JAKARTA (Reuters) - Facebook Inc’s (FB.O) WhatsApp is limiting worldwide the number of times a user can forward a message to five, starting on Monday, as the popular messaging service looks to fight “misinformation and rumours”, company executives said on Monday.
Previously, a WhatsApp user could forward a message to 20 individuals or groups. The limit of five is in expansion of a measure WhatsApp put in place in India in July after the spread of rumours on social media led to killings and lynching attempts.
“We’re imposing a limit of five messages all over the world as of today,” Victoria Grand, vice president for policy and communications at WhatsApp, said at an event in the Indonesian capital.
WhatsApp, which has around 1.5 billion users, has been trying to find ways to stop misuse of the app, following global concern that the platform was being used to spread fake news, manipulated photos, videos without context, and audio hoaxes, with no way to monitor their origin or full reach.

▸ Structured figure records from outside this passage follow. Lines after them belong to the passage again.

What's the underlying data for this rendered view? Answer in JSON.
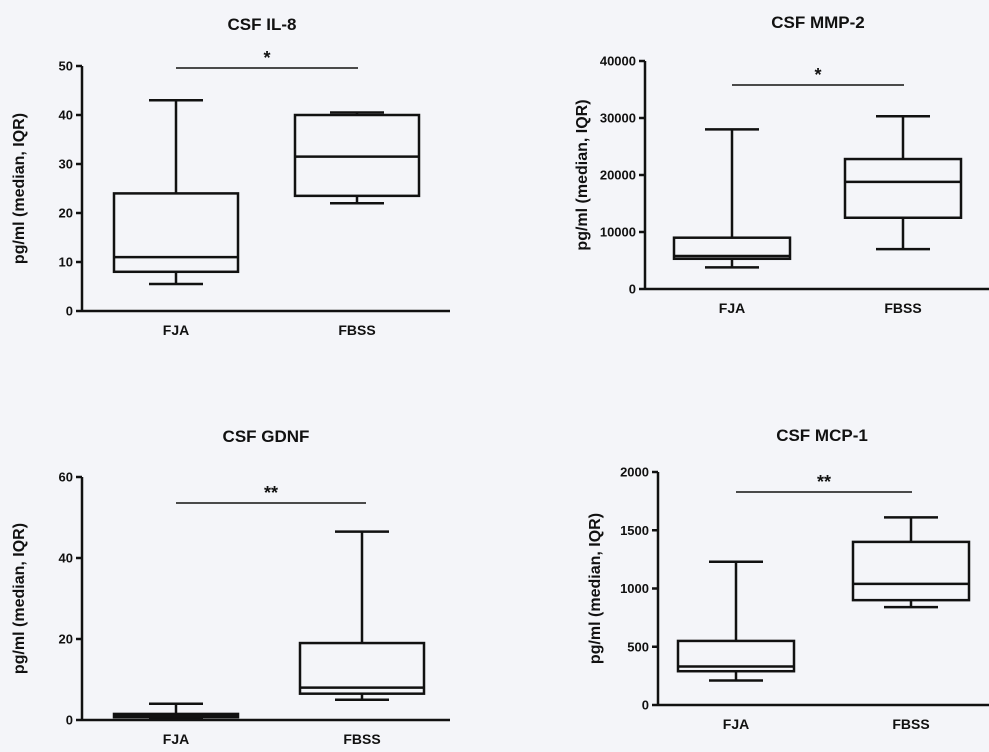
{
  "chart_data": [
    {
      "type": "box",
      "title": "CSF IL-8",
      "ylabel": "pg/ml (median, IQR)",
      "ylim": [
        0,
        50
      ],
      "yticks": [
        "0",
        "10",
        "20",
        "30",
        "40",
        "50"
      ],
      "categories": [
        "FJA",
        "FBSS"
      ],
      "boxes": [
        {
          "min": 5.5,
          "q1": 8,
          "median": 11,
          "q3": 24,
          "max": 43
        },
        {
          "min": 22,
          "q1": 23.5,
          "median": 31.5,
          "q3": 40,
          "max": 40.5
        }
      ],
      "significance": "*"
    },
    {
      "type": "box",
      "title": "CSF MMP-2",
      "ylabel": "pg/ml (median, IQR)",
      "ylim": [
        0,
        40000
      ],
      "yticks": [
        "0",
        "10000",
        "20000",
        "30000",
        "40000"
      ],
      "categories": [
        "FJA",
        "FBSS"
      ],
      "boxes": [
        {
          "min": 3800,
          "q1": 5300,
          "median": 5800,
          "q3": 9000,
          "max": 28000
        },
        {
          "min": 7000,
          "q1": 12500,
          "median": 18800,
          "q3": 22800,
          "max": 30300
        }
      ],
      "significance": "*"
    },
    {
      "type": "box",
      "title": "CSF GDNF",
      "ylabel": "pg/ml (median, IQR)",
      "ylim": [
        0,
        60
      ],
      "yticks": [
        "0",
        "20",
        "40",
        "60"
      ],
      "categories": [
        "FJA",
        "FBSS"
      ],
      "boxes": [
        {
          "min": 0.3,
          "q1": 0.7,
          "median": 1.0,
          "q3": 1.5,
          "max": 4
        },
        {
          "min": 5,
          "q1": 6.5,
          "median": 8,
          "q3": 19,
          "max": 46.5
        }
      ],
      "significance": "**"
    },
    {
      "type": "box",
      "title": "CSF MCP-1",
      "ylabel": "pg/ml (median, IQR)",
      "ylim": [
        0,
        2000
      ],
      "yticks": [
        "0",
        "500",
        "1000",
        "1500",
        "2000"
      ],
      "categories": [
        "FJA",
        "FBSS"
      ],
      "boxes": [
        {
          "min": 210,
          "q1": 290,
          "median": 330,
          "q3": 550,
          "max": 1230
        },
        {
          "min": 840,
          "q1": 900,
          "median": 1040,
          "q3": 1400,
          "max": 1610
        }
      ],
      "significance": "**"
    }
  ]
}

The messaging service became part of the political battleground in Brazil’s presidential election last October, with far-right candidate Jair Bolsonaro facing claims of using the app to spread falsehoods related to his main opponent. Bolsonaro, who ended up coasting to victory, has denied the charges.
The messaging app was also used to mobilise support for a massive truckers strike in Brazil during May 2018 that blocked the country’s main roadways for about 10 days and hampered everything from fuel deliveries to gas stations to shipments of commodities at ports.
The app’s end-to-end encryption allows groups of hundreds of users to exchange texts, photos and video beyond the oversight of independent fact checkers or even the platform itself.
WhatsApp will roll out an update to activate the new forward limit, starting on Monday, WhatsApp’s head of communications Carl Woog told Reuters.
Users of devices running Google’s Android system will receive the update first, followed by users of Apple Inc’s (AAPL.O) iOS.